Women's Safety and the 'Good Guys Guide'
M&C Saatchi have released a 'Good Guys Guide' campaign highlighting steps that men can make to help women feel safer on the streets. But will a campaign like this really make a difference?
For me feeling safe on the streets is something that can change in an instant. I can be walking home and feeling confident but if someone walks too close to me or I can’t see their face it can make my heart beat faster.
The ‘Good Guys Guide’ has the capability of shining a light on the small things that men could do to help women feel more confident. However, it would take men to actively make those changes regularly and over a prolonged period to help women feel safer.
Women make small changes all the time, from texting or calling people before walking home, to holding keys in our hands to use as a weapon in case we’re attacked. But our incentive to do this is to avoid being attacked. There is no such incentive for men to follow this campaign. For it to make a difference it will take men thinking of keeping the women they care about safe and using this as an incentive.
I chatted to some of the other women at PinPoint to discuss how safe they feel walking at night and whether a positive campaign like this one could be the catalyst for positive change. One thing that’s clear is that this is a divisive issue but ultimately if it can get us talking and thinking about women’s safety, then it’s a win!
Amy Green – Business Development Director
“After living in London for 10 years, I have got used to the streets and actually always found it more safe walking around at night because of how busy it is, compared to living back in the sticks. However, there are occasions where guys approaching me made me feel very uncomfortable.

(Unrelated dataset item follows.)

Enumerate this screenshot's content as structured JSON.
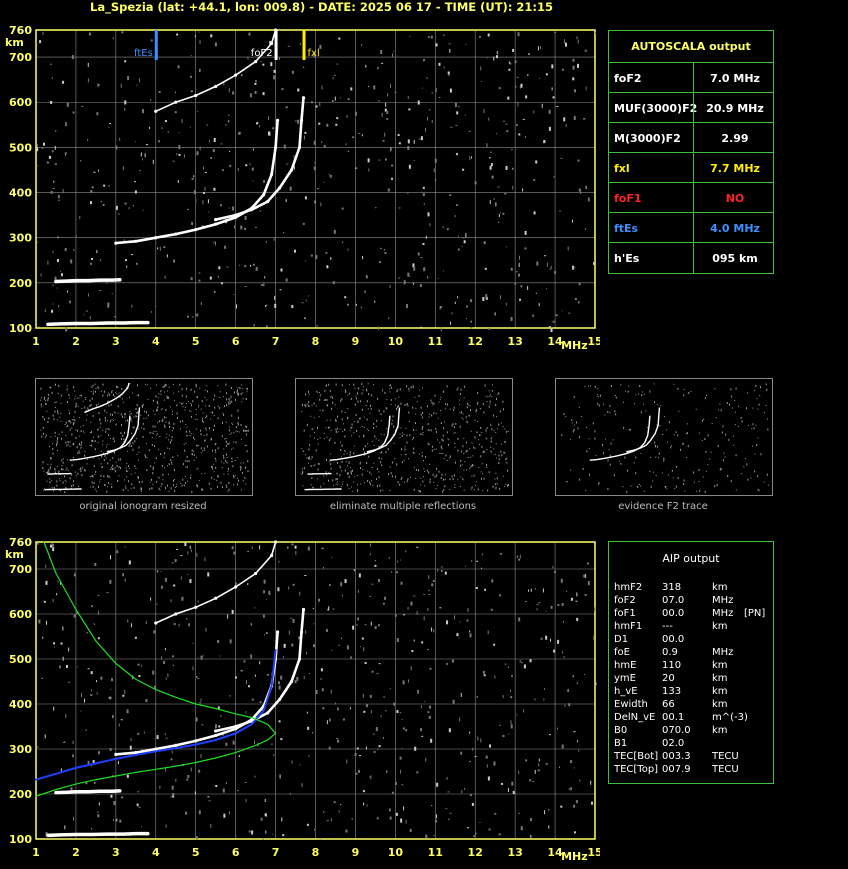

When walking around late at night, I would think about having my phone ready, should I need to call someone or message to say I am on my home, see you in 5 mins. You become accustomed to certain actions like not having music on too loud or sharing my location with my brothers or housemates. Which, when I write it down, seems pretty extreme but I am just used to it
I love the initiative. For an agency to take a step forward and highlighting actions that good guys may take to make women feel safer, is incredible. They are simple, relatable steps that can make a dramatic change; however, more education needs to be available as I do not think these steps will resonate with all guys.
In fact, I have seen that it has angered some people as they feel like they are being told how to run. We do not want to cause a divide and make sure we are being proactive to make sure the message is delivered correctly and effectively through video or animation.
Bethan Wyatt - Executive Assistant
“Having grown up in the country, the big cities like London or Cardiff are usually a treat trip for me, either for shopping or going to a gig or to the rugby. At home, I don’t feel I need to worry about who might be hiding in the bushes or barns. The farming community in general are quite vigilant about unknown vehicles parked in gateways and people not sticking to the designated footpaths or byways, and they are usually politely confronted!
Equally, I feel safe in the city as it’s busy and in more recent years, the public will stick up for others and look out for each other. However I feel like I feel safe because I am a confident woman who can defend herself if necessary, I mean I would give as good as I got. I think it’s also about being savvy, and not making yourself look vulnerable or weak, although I know not every woman can do this. On the other hand, I feel like men have all been tarnished with the same brush now, I know not all men are dangerous or violent, and there are women who frequently intimidate men.
I think this campaign has further highlighted gender inequalities and shows the long standing issues between men and women. Women are just as powerful as men, men just use it in a different way.”
Annabel Lawton Smith - Production Manager
“I generally am always on high alert when I'm out by myself. Of course I have had some bad experiences whilst in public alone which has led to me being more on edge than before. The recent study that showed 97% of young women have been sexually harassed shows that the fear that women, like myself, feel is not illogical.
I think the campaign is a good idea. I imagine a lot of men don't fully listen to women in these circumstances as they think "well I'm not a bad guy, I don't need to do anything different". However, they don't realise that any man can make a woman feel scared whether they have the intention to or not.
If they truly aren't a bad guy then acknowledging the issue and taking small measures to make sure women know they're not a threat (like crossing the street) is the best thing they can do. I particularly think rule #7 is important, men should try to talk to their other male friends about the situation, even if it is a bit awkward to bring up.”